Competitive Landscape
Competes with global agrochemical giants and low-cost Chinese manufacturers; competitive intensity is currently high due to oversupply from China.
Competitive Moat
Moat consists of 2,700+ patents, 15,000+ registrations, and 43 manufacturing sites, creating high entry barriers and switching costs for farmers integrated into their seed-to-harvest ecosystem.
Macro Economic Sensitivity
Highly sensitive to global agricultural cycles and interest rates; the company is currently focused on refinancing debt raised 5 years ago at lower interest rates.
Consumer Behavior
Shift toward sustainable farming and post-harvest solutions is driving demand for UPL's seed-treatment and storage-treatment portfolios.
Geopolitical Risks
Exposure to 140+ countries; specific risks include US tariffs affecting trade flows and economic volatility in LATAM (Argentina/Brazil).
Regulatory & Governance
Industry Regulations
Operations are governed by stringent product registration requirements (intangible capex) and environmental pollution norms across 43 manufacturing locations.
Environmental Compliance
UPL is benchmarked against ISO 31000 and COSO; it maintains a top ESG ranking in the DJSI, which is critical for maintaining access to global capital markets.
Taxation Policy Impact
Subject to varying tax rates across 140 countries; changes in global tax rates are cited as a forward-looking risk factor.
Legal Contingencies
UPL created a provision for expected credit loss of INR 170 Cr ($20 million) in FY25 due to dealer delinquencies in LATAM; other legal risks include managing 200+ global entities.
Risk Analysis
Key Uncertainties
Sluggish demand revival and continued pricing pressure from China could keep operating margins below the 15% threshold, impacting cash generation.

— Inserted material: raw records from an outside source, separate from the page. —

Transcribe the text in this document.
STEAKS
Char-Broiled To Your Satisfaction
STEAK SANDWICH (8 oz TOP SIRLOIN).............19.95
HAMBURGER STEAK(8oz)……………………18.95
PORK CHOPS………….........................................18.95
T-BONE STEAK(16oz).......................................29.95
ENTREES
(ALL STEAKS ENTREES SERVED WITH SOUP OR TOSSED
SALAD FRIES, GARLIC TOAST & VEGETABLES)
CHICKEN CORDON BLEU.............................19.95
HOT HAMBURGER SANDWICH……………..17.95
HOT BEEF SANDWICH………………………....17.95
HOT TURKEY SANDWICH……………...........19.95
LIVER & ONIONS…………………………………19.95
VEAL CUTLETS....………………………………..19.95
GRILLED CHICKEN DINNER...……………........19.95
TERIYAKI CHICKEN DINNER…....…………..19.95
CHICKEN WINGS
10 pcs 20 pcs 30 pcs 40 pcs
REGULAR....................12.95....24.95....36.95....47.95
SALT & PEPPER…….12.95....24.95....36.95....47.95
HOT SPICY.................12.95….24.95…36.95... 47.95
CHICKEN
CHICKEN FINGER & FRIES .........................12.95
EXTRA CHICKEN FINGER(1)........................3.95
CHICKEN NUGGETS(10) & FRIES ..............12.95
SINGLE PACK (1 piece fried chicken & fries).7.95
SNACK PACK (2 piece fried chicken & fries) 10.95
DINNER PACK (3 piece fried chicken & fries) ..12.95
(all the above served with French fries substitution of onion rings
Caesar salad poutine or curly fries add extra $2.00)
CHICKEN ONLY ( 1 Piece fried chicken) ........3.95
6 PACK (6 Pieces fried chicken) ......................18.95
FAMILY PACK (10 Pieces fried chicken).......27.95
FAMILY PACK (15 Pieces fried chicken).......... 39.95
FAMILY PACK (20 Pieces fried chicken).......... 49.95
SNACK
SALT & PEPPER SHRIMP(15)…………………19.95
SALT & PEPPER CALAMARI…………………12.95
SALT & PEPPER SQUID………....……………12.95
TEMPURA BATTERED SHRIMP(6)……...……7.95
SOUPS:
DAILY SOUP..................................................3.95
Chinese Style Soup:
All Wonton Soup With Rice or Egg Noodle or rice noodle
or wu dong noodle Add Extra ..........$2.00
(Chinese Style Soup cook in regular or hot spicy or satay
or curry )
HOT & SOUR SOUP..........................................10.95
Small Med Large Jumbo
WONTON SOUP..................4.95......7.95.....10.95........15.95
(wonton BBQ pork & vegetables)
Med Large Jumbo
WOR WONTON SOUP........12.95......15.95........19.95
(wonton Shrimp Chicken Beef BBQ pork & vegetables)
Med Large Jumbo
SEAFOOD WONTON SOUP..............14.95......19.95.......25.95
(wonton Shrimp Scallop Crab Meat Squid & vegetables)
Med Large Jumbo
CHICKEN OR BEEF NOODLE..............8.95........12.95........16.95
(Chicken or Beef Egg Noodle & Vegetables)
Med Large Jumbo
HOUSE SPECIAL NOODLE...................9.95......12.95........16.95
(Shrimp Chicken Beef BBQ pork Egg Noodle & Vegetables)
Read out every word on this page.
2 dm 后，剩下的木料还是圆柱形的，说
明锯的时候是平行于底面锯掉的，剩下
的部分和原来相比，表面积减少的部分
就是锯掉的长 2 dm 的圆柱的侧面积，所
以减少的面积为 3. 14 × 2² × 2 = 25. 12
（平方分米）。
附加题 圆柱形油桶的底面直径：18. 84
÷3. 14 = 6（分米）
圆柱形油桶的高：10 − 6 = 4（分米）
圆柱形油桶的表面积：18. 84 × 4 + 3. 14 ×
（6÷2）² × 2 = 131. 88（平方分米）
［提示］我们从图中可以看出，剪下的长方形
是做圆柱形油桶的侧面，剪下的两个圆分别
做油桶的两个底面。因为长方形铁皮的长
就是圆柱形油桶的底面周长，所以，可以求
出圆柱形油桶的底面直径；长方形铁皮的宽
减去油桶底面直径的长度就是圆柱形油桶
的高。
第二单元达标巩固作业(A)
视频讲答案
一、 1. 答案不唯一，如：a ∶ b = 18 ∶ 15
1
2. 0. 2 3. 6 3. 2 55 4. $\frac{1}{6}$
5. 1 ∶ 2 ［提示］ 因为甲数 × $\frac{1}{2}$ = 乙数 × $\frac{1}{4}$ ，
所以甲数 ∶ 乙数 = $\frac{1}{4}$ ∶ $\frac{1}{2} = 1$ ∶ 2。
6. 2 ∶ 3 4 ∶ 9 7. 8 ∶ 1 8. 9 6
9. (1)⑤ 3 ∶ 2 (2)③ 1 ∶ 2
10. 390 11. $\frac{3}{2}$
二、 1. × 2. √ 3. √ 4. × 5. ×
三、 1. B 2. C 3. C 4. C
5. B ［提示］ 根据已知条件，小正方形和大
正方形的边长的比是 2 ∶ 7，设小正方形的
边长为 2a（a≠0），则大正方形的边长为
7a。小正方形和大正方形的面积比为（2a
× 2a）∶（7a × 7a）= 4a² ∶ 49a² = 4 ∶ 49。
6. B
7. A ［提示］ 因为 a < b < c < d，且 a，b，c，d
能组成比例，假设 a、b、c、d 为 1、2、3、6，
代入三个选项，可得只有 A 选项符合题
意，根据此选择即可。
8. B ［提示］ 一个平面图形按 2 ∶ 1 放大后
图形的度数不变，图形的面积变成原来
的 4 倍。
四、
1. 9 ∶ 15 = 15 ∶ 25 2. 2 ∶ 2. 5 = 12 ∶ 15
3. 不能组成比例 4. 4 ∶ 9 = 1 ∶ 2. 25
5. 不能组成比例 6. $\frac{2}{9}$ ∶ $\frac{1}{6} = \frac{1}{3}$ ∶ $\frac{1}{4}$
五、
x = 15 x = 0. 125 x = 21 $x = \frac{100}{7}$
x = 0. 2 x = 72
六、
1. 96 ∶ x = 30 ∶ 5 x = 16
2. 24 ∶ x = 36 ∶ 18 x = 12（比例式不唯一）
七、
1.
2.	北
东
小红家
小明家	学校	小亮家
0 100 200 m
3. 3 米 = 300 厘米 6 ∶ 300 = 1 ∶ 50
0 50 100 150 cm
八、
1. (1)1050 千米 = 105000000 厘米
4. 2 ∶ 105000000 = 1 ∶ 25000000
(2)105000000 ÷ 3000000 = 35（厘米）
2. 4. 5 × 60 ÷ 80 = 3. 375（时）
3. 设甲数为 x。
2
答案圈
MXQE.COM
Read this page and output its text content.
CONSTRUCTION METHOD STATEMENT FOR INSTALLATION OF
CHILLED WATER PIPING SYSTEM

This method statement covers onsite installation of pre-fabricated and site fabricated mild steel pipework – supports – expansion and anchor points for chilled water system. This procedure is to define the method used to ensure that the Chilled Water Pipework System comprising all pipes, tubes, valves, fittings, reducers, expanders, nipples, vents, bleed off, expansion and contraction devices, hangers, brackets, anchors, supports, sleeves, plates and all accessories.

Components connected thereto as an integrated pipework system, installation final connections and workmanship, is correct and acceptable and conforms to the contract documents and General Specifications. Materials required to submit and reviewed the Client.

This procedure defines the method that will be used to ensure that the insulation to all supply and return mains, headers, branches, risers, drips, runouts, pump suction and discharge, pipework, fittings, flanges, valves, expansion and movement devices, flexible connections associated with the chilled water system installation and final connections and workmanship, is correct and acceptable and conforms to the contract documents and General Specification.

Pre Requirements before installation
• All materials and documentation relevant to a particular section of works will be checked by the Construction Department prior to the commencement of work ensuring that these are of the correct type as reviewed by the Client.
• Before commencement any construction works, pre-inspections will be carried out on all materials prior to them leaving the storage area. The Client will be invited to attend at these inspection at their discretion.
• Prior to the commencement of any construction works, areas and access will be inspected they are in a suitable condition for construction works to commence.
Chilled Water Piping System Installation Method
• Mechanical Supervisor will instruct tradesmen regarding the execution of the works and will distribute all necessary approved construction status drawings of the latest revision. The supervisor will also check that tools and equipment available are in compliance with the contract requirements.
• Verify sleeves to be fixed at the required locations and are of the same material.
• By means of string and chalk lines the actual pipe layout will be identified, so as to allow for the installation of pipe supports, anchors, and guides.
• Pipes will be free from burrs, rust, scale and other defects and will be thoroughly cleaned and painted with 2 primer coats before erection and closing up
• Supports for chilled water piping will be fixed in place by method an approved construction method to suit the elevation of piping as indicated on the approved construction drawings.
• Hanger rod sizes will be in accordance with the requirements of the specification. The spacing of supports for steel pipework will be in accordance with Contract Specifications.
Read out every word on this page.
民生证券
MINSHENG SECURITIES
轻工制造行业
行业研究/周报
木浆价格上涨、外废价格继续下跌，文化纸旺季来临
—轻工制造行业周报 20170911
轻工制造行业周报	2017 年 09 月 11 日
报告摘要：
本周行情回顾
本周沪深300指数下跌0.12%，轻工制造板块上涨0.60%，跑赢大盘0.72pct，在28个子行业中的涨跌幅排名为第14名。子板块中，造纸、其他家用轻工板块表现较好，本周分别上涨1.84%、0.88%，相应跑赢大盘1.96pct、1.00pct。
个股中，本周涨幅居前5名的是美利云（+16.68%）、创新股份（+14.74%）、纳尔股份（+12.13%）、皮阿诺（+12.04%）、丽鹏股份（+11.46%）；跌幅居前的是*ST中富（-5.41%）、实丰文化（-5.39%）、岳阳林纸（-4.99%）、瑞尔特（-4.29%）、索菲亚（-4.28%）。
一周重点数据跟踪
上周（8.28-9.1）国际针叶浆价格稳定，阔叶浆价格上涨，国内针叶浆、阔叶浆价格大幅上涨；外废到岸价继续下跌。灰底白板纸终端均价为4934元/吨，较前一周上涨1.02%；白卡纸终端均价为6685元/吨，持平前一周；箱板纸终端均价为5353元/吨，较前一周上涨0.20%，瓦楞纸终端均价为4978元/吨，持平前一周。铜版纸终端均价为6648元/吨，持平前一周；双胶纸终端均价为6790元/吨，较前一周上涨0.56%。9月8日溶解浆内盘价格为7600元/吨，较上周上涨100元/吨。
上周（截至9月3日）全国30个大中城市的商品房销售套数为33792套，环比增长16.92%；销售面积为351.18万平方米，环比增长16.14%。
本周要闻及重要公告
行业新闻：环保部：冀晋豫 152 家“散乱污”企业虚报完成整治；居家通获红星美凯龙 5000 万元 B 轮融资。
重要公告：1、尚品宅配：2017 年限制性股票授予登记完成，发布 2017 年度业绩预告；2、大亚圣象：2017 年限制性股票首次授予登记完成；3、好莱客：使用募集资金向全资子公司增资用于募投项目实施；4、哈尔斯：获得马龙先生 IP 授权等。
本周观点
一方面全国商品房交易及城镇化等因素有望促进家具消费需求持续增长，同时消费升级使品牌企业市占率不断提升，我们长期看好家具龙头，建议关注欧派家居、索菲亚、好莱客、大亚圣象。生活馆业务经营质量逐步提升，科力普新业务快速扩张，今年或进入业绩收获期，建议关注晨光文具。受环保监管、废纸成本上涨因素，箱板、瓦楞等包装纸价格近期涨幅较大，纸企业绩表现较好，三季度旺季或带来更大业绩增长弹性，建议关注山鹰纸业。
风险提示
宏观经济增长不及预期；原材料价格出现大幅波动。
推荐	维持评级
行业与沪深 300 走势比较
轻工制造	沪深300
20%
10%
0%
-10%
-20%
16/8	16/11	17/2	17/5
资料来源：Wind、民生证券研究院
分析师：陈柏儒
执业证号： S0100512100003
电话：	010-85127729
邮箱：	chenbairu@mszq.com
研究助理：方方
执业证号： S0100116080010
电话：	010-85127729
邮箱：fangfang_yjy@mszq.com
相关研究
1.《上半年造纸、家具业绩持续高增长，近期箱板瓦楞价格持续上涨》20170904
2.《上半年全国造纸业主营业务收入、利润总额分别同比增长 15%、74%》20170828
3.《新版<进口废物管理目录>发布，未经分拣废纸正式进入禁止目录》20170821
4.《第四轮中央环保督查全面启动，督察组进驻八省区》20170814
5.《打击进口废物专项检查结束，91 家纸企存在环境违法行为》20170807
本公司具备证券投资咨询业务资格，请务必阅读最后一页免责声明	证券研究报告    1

Geographic Concentration Risk
High concentration in LATAM (38% of revenue), making the company vulnerable to regional weather patterns and economic shifts in Brazil and Argentina.
Third Party Dependencies
While backward integrated, the company depends on dealer networks for global distribution; delinquencies in these networks (INR 170 Cr provision) impact the financial risk profile.
Technology Obsolescence Risk
Risk of rapid technological change in crop protection; mitigated by spending ~INR 830 Cr+ annually on R&D and new product registrations.
Credit & Counterparty Risk
Stretched receivable cycles in LATAM pose credit risks; UPL aims to contain exposure to long-credit markets to less than one-third of total revenue.